Digitalising drug discovery
The oceans of health data out there can be overwhelming for pharma companies to manage – but if extracted correctly, the prospect to develop drugs from scratch in as little as a year is very real, says Lifebit CEO, Dr Maria Chatzou Dunford.
As data and digital technology become vital to every aspect of life sciences, the industry is increasingly looking beyond biologists, chemists, and doctors to drive its drug development – and finding that technology has a chief role to play in the future of medicine.
According to an article by Stephens, Zachary D., et al. on Big data: astronomical or genomical?., by 2025 more than 500 million human genomes will be sequenced, creating more data than YouTube and Twitter combined.
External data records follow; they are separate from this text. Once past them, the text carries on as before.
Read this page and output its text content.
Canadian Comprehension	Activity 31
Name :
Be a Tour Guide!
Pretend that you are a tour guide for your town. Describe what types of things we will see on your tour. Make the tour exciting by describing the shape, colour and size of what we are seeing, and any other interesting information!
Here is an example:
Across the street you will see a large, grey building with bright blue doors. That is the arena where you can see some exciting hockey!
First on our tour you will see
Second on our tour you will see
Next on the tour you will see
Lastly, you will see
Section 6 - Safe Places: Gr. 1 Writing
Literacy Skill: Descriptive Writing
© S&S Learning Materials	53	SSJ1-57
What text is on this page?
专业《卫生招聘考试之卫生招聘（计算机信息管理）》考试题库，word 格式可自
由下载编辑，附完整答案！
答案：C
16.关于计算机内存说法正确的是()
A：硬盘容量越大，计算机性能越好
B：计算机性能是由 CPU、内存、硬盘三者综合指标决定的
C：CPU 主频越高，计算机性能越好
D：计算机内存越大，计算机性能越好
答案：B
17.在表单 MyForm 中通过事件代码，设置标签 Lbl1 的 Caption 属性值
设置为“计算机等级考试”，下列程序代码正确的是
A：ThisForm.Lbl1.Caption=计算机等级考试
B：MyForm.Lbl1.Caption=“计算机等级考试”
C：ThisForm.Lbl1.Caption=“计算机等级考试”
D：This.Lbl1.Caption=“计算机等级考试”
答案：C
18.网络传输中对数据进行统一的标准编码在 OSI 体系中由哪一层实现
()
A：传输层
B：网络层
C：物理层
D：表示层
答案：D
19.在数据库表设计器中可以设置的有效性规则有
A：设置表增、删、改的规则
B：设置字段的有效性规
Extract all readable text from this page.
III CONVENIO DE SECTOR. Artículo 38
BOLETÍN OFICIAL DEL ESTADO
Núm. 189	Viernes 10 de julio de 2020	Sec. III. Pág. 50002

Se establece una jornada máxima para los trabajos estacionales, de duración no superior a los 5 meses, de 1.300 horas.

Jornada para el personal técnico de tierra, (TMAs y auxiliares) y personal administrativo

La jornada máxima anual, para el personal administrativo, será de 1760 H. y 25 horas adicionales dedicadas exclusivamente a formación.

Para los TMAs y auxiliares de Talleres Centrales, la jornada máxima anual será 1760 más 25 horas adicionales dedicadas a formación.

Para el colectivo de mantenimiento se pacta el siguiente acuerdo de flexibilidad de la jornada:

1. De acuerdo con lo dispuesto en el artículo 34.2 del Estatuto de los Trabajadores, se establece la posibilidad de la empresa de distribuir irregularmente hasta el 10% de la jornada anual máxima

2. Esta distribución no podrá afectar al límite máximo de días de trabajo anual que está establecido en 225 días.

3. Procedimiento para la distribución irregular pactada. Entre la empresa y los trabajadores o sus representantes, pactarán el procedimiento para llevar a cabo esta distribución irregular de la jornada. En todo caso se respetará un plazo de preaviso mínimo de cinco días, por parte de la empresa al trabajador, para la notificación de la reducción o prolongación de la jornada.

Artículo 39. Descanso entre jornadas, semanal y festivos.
Mining this data to advance drug discovery and new scientific breakthroughs relies on overcoming the overwhelming conundrum of extracting meaningful insights from massive data that is distributed, non-standardised, complex, and inaccessible to most.
Dr Maria Chatzou Dunford, a bioinformatician by background, recognised the fundamental role technology could play in accelerating drug discovery through overcoming these challenges, and as a result founded AI-bioinformatics technology company Lifebit in 2017.
Lifebit’s mission is to revolutionise bioinformatics and biomedical data analysis by bringing together biobanks from across the globe to create an “access portal to the world’s clinico-genomic data,” Dunford says. The company’s Lifebit CloudOS platform enables researchers to query, analyse, and collaborate across large distributed sets of genomic and medical data regardless of where it resides.